有人敲了敲門。不需要更多,單單從敲的位置,他就聽出那是小丫頭在敲門。
「進來,門沒鎖。」艾修魯法特大聲的說道。他沒有回頭,所以只是聽見門被打開,然後有一個細碎的腳步聲走了進來。
「艾修魯法特……你……生氣了?」他聽見小丫頭在他後面,用不安的口吻問道。
「我?為什麼你會覺得我生氣?」艾修魯法特終於轉過頭。不過他依然沒有站起來,只是將椅子轉了個方向。
「因為我……我放棄了王座,因為……我不再是……一個女王了。」小丫頭低著頭,但是她的手指卻在不安的玩弄著自己的衣角。這個小動作本身就說明了她心中的不安。也許是地位的變化導致心態的變化,之前,她和艾修魯法特兩個人獨處的時候,從來沒顯得這麼拘束和不自在。
「你知道,我不在乎那些。」艾修魯法特回答。「說句實話,我不覺得你的選擇是錯誤的——其實我覺得這種事情壓根就沒有正確和錯誤。但是你至少避開了一場……毫無意義的戰鬥和屠殺。我感到很安慰。因為我很害怕打仗。」
「害怕?」小丫頭用驚訝的目光看著他。「可是你……」
「我剛剛贏得了一場偉大的勝利?」艾修魯法特笑了一下。「這是別人說的,我其實很害怕戰爭……因為這一次,我差一點就輸了。」
「但你最終還是贏了,不是嗎?」
「那是我運氣好。」艾修魯法特回答道。「我犯了很多錯……實際上太多的錯了。如果不是運氣好,埃辛在最關鍵的時候趕到,我現在……」他想說下去,卻發現自己說不下去。真的到了那種全軍崩潰的時候,他會怎麼做?他不是很確定。他知道,自己其實有著絕地反擊的機會——勝算其實不是很大,但是卻總歸有機會。此外,他的身上,還攜帶著一大塊魔石——隨時可以轉變為黑魔法能量的玩意。使用那東西的話……
「我記得,」艾修魯法特說道。他腦子裡突然泛起一個身影來,「有個人曾經對我說過很有趣的話:『有人說我傲慢無禮,其實我只是在害怕而已;有人說我運籌帷幄,其實我只是用腦瓜瞎猜而已;有人說我所向無敵,其實我只是運氣好而已。我外表看起來好像胸有成竹,其實我心裡什麼底也沒有。』」
他想起那個說話者,一個年紀很大的老人,躺在椅子上,身上穿著很平常的衣服,神色和藹,面帶微笑。這是源自其他靈魂的記憶碎片?亦或者是他真實的過去?不,那個人……如果他的推論沒錯,那個老人應該就是湯瑪士,他的導師,也有一定的可能是他的父親。

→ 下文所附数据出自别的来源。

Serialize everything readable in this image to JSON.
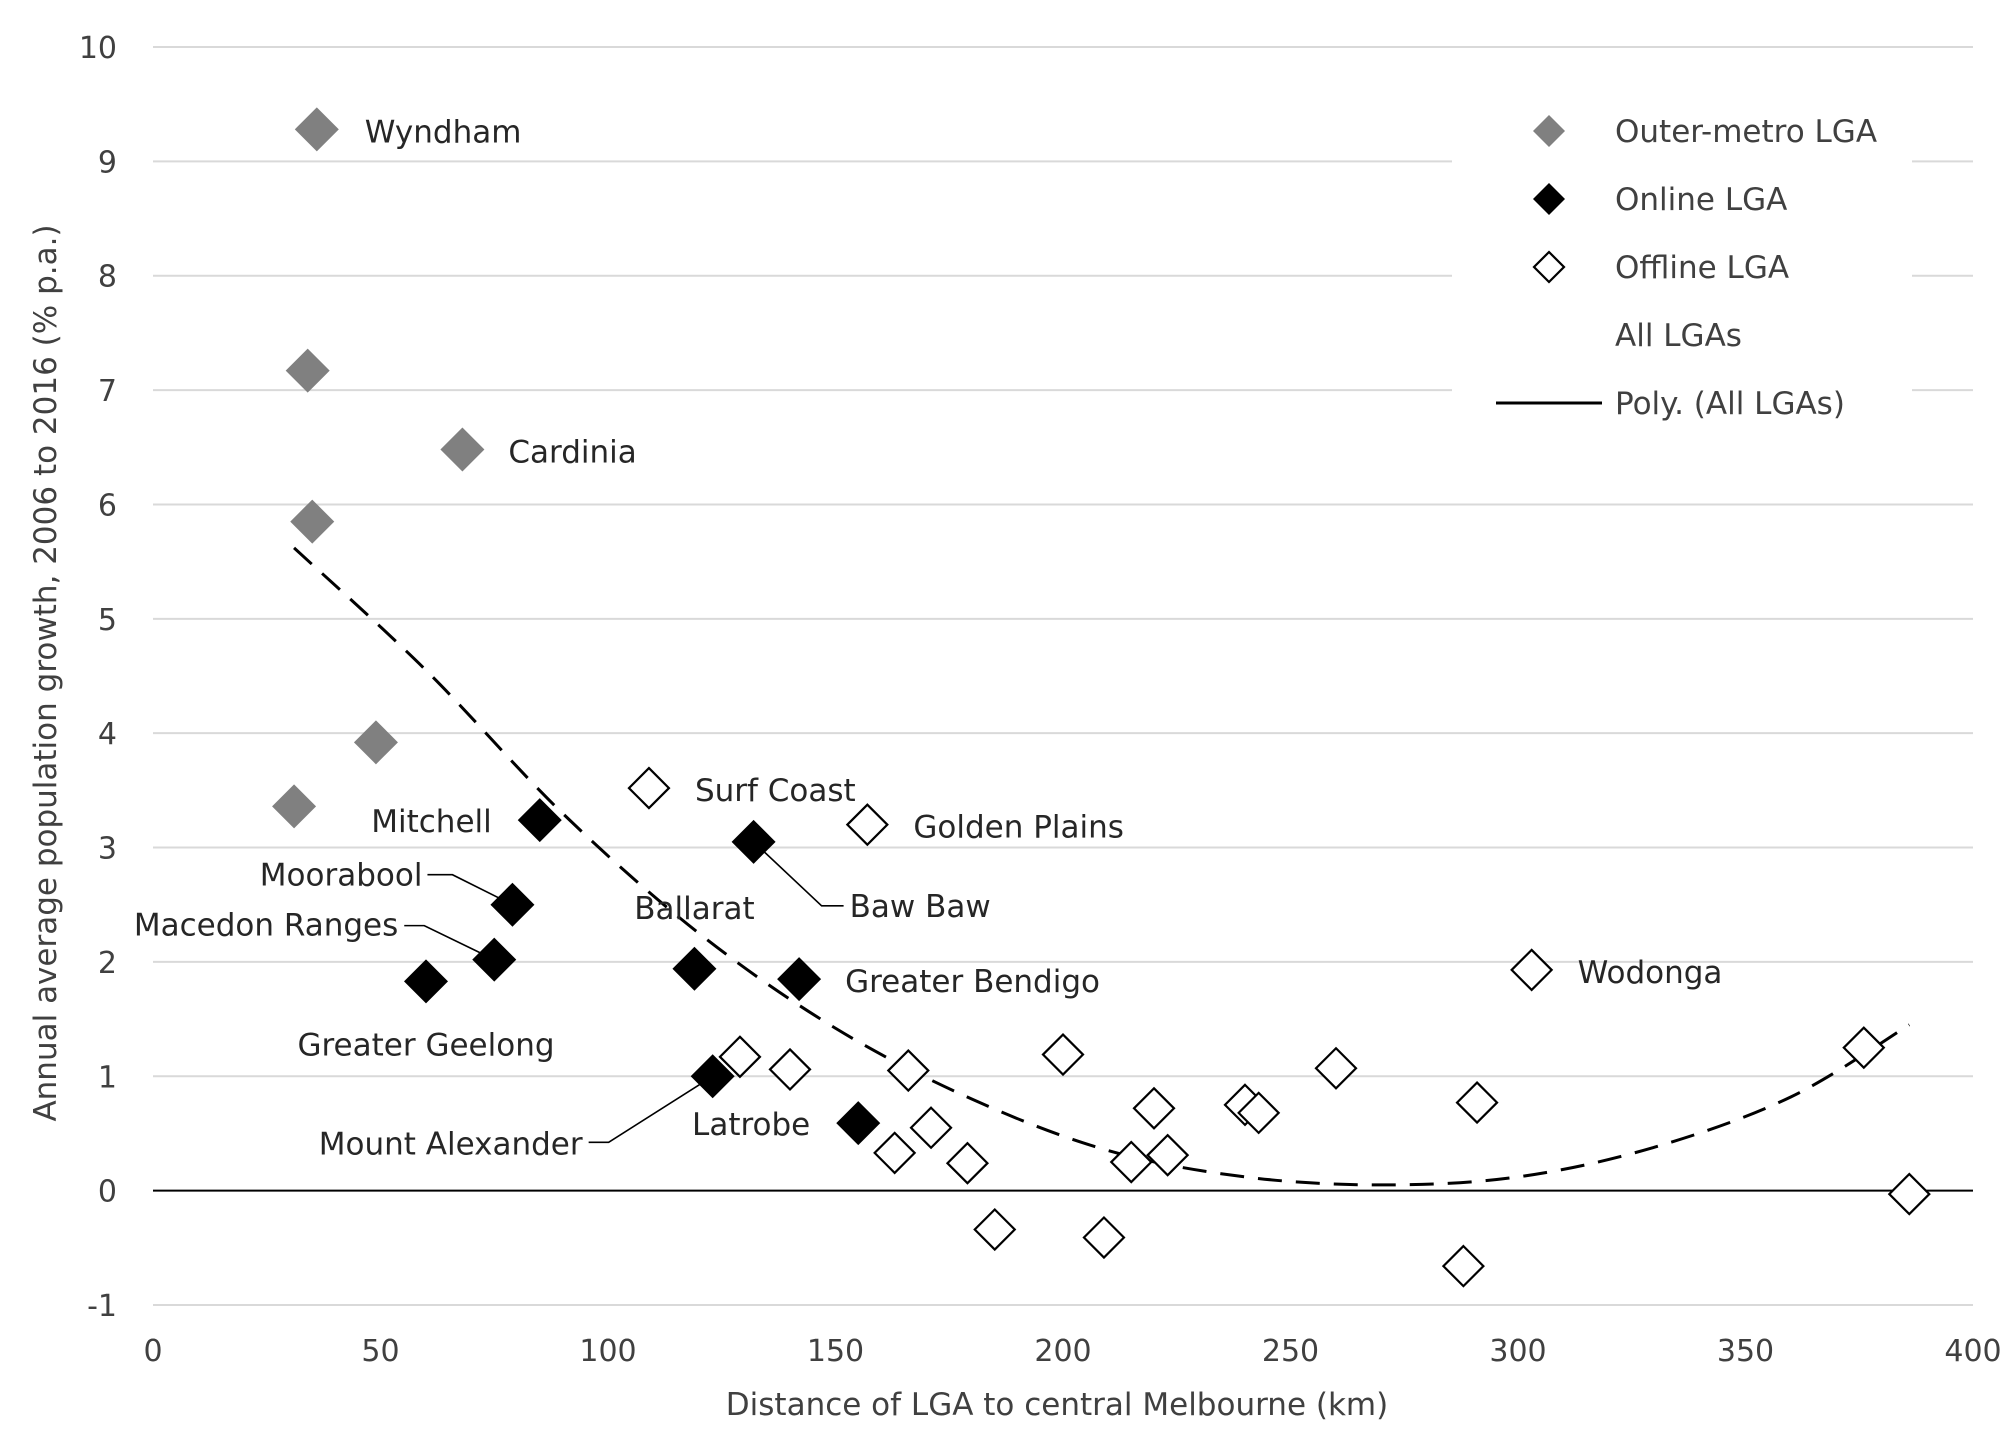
{
  "chart_data": {
    "type": "scatter",
    "title": "",
    "xlabel": "Distance of LGA to central Melbourne (km)",
    "ylabel": "Annual average population growth, 2006 to 2016 (% p.a.)",
    "xlim": [
      0,
      400
    ],
    "ylim": [
      -1,
      10
    ],
    "xticks": [
      0,
      50,
      100,
      150,
      200,
      250,
      300,
      350,
      400
    ],
    "yticks": [
      -1,
      0,
      1,
      2,
      3,
      4,
      5,
      6,
      7,
      8,
      9,
      10
    ],
    "grid": "horizontal",
    "legend_position": "top-right",
    "series": [
      {
        "name": "Outer-metro LGA",
        "marker": "diamond-filled",
        "color": "#808080",
        "points": [
          {
            "x": 36,
            "y": 9.28,
            "label": "Wyndham"
          },
          {
            "x": 34,
            "y": 7.17,
            "label": ""
          },
          {
            "x": 68,
            "y": 6.48,
            "label": "Cardinia"
          },
          {
            "x": 35,
            "y": 5.85,
            "label": ""
          },
          {
            "x": 49,
            "y": 3.92,
            "label": ""
          },
          {
            "x": 31,
            "y": 3.36,
            "label": ""
          }
        ]
      },
      {
        "name": "Online LGA",
        "marker": "diamond-filled",
        "color": "#000000",
        "points": [
          {
            "x": 85,
            "y": 3.24,
            "label": "Mitchell"
          },
          {
            "x": 79,
            "y": 2.5,
            "label": "Moorabool"
          },
          {
            "x": 75,
            "y": 2.02,
            "label": "Macedon Ranges"
          },
          {
            "x": 60,
            "y": 1.83,
            "label": "Greater Geelong"
          },
          {
            "x": 119,
            "y": 1.94,
            "label": "Ballarat"
          },
          {
            "x": 132,
            "y": 3.05,
            "label": "Baw Baw"
          },
          {
            "x": 142,
            "y": 1.85,
            "label": "Greater Bendigo"
          },
          {
            "x": 123,
            "y": 1.0,
            "label": "Mount Alexander"
          },
          {
            "x": 155,
            "y": 0.59,
            "label": "Latrobe"
          }
        ]
      },
      {
        "name": "Offline LGA",
        "marker": "diamond-open",
        "color": "#000000",
        "points": [
          {
            "x": 109,
            "y": 3.52,
            "label": "Surf Coast"
          },
          {
            "x": 157,
            "y": 3.2,
            "label": "Golden Plains"
          },
          {
            "x": 303,
            "y": 1.93,
            "label": "Wodonga"
          },
          {
            "x": 129,
            "y": 1.17,
            "label": ""
          },
          {
            "x": 140,
            "y": 1.06,
            "label": ""
          },
          {
            "x": 166,
            "y": 1.05,
            "label": ""
          },
          {
            "x": 163,
            "y": 0.33,
            "label": ""
          },
          {
            "x": 171,
            "y": 0.55,
            "label": ""
          },
          {
            "x": 179,
            "y": 0.24,
            "label": ""
          },
          {
            "x": 185,
            "y": -0.34,
            "label": ""
          },
          {
            "x": 200,
            "y": 1.19,
            "label": ""
          },
          {
            "x": 209,
            "y": -0.41,
            "label": ""
          },
          {
            "x": 215,
            "y": 0.25,
            "label": ""
          },
          {
            "x": 220,
            "y": 0.72,
            "label": ""
          },
          {
            "x": 223,
            "y": 0.31,
            "label": ""
          },
          {
            "x": 240,
            "y": 0.75,
            "label": ""
          },
          {
            "x": 243,
            "y": 0.68,
            "label": ""
          },
          {
            "x": 260,
            "y": 1.07,
            "label": ""
          },
          {
            "x": 288,
            "y": -0.66,
            "label": ""
          },
          {
            "x": 291,
            "y": 0.77,
            "label": ""
          },
          {
            "x": 376,
            "y": 1.25,
            "label": ""
          },
          {
            "x": 386,
            "y": -0.03,
            "label": ""
          }
        ]
      },
      {
        "name": "All LGAs",
        "marker": "none",
        "color": "#000000",
        "points": []
      }
    ],
    "trendline": {
      "name": "Poly. (All LGAs)",
      "type": "polynomial",
      "style": "dashed",
      "color": "#000000",
      "x_range": [
        31,
        386
      ],
      "points": [
        {
          "x": 31,
          "y": 5.62
        },
        {
          "x": 60,
          "y": 4.55
        },
        {
          "x": 90,
          "y": 3.3
        },
        {
          "x": 120,
          "y": 2.25
        },
        {
          "x": 150,
          "y": 1.42
        },
        {
          "x": 180,
          "y": 0.8
        },
        {
          "x": 210,
          "y": 0.35
        },
        {
          "x": 240,
          "y": 0.12
        },
        {
          "x": 270,
          "y": 0.05
        },
        {
          "x": 300,
          "y": 0.12
        },
        {
          "x": 330,
          "y": 0.38
        },
        {
          "x": 360,
          "y": 0.82
        },
        {
          "x": 386,
          "y": 1.45
        }
      ]
    },
    "legend": [
      {
        "label": "Outer-metro LGA",
        "marker": "diamond-filled",
        "color": "#808080"
      },
      {
        "label": "Online LGA",
        "marker": "diamond-filled",
        "color": "#000000"
      },
      {
        "label": "Offline LGA",
        "marker": "diamond-open",
        "color": "#000000"
      },
      {
        "label": "All LGAs",
        "marker": "none",
        "color": "#000000"
      },
      {
        "label": "Poly. (All LGAs)",
        "marker": "line",
        "color": "#000000"
      }
    ]
  }
}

「現在我懂了。」艾修魯法特說了一句。「真的,別看我打贏了,但是我真的只是運氣好而已。在別人眼裡我是胸有成竹,其實那個時候,我心裡什麼底都沒有。」
「每個人都會遇到運氣,唯一的區別是有的人做好了準備,將轉瞬即逝的運氣捏在手中。另外一些人卻沒有做好準備,只能痛苦的看著機會在自己手指縫中溜走。」小丫頭說道。
「那個時候,我其實我也很害怕。」艾修魯法特說道。「雖然我儘量裝出一副鎮定的樣子,其實我很害怕。我害怕我辜負了你的期待,將整支軍隊葬送在這場失敗中。我更害怕一不小心就死在亂軍之中。別看我這樣,其實我還是挺怕死的。」